The sum of the co-efficient of all odd degree terms in the expansion of $$\left(x + \sqrt{x^3 - 1}\right)^5 + \left(x - \sqrt{x^3 - 1}\right)^5$$, $$(x > 1)$$ is:

We have to find the sum of the coefficients of all those terms whose powers of $$x$$ are odd in the expression

$$\left(x+\sqrt{x^{3}-1}\right)^{5}+\left(x-\sqrt{x^{3}-1}\right)^{5},\qquad x>1.$$

Put $$y=\sqrt{x^{3}-1}$$ just for convenience.
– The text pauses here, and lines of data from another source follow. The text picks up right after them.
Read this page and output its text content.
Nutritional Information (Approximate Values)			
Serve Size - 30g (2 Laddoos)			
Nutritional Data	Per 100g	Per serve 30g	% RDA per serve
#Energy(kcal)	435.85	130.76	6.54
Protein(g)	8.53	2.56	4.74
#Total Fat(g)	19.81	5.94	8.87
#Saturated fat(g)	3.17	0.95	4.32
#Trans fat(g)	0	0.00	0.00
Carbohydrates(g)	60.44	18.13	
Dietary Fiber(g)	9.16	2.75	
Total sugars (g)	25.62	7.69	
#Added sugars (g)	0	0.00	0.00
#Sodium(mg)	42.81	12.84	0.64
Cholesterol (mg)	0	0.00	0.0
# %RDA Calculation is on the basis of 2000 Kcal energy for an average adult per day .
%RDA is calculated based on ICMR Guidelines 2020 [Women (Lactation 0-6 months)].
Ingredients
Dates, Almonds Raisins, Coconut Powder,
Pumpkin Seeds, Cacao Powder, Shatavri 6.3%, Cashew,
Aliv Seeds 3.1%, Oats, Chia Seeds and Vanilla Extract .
The given expression becomes

$$E=(x+y)^{5}+(x-y)^{5}.$$

First recall the binomial formula:

$$(a+b)^{5}=a^{5}+5a^{4}b+10a^{3}b^{2}+10a^{2}b^{3}+5ab^{4}+b^{5}.$$

Using it for $$(x+y)^{5}$$ we get

$$x^{5}+5x^{4}y+10x^{3}y^{2}+10x^{2}y^{3}+5xy^{4}+y^{5}.$$

For $$(x-y)^{5}$$ every odd power of $$y$$ picks up a minus sign, so we obtain

$$x^{5}-5x^{4}y+10x^{3}y^{2}-10x^{2}y^{3}+5xy^{4}-y^{5}.$$

Now add the two expansions term-by-term:

$$E=\bigl[x^{5}+x^{5}\bigr]+\bigl[5x^{4}y-5x^{4}y\bigr]+\bigl[10x^{3}y^{2}+10x^{3}y^{2}\bigr]+\bigl[10x^{2}y^{3}-10x^{2}y^{3}\bigr]+\bigl[5xy^{4}+5xy^{4}\bigr]+\bigl[y^{5}-y^{5}\bigr].$$

All parts containing odd powers of $$y$$ cancel, while the even ones double. Hence

$$E=2x^{5}+20x^{3}y^{2}+10xy^{4}.$$

Next rewrite everything solely in powers of $$x$$. Because $$y=\sqrt{x^{3}-1}$$, we have $$y^{2}=x^{3}-1$$ and therefore $$y^{4}=(y^{2})^{2}=(x^{3}-1)^{2}=x^{6}-2x^{3}+1.$$ Substitute these:

$$E=2x^{5}+20x^{3}(x^{3}-1)+10x\bigl(x^{6}-2x^{3}+1\bigr).$$

Work out each product fully:

$$20x^{3}(x^{3}-1)=20x^{6}-20x^{3},$$ $$10x\bigl(x^{6}-2x^{3}+1\bigr)=10x^{7}-20x^{4}+10x.$$

Collect every term:

$$E=10x^{7}+20x^{6}+2x^{5}-20x^{4}-20x^{3}+10x.$$

The odd powers of $$x$$ present here are $$x^{7},x^{5},x^{3}$$ and $$x^{1}$$. Their respective coefficients are

$$10,\;2,\;-20,\;10.$$

Add these coefficients:

$$10+2-20+10=2.$$

So the sum of the coefficients of all odd-degree terms is $$2$$.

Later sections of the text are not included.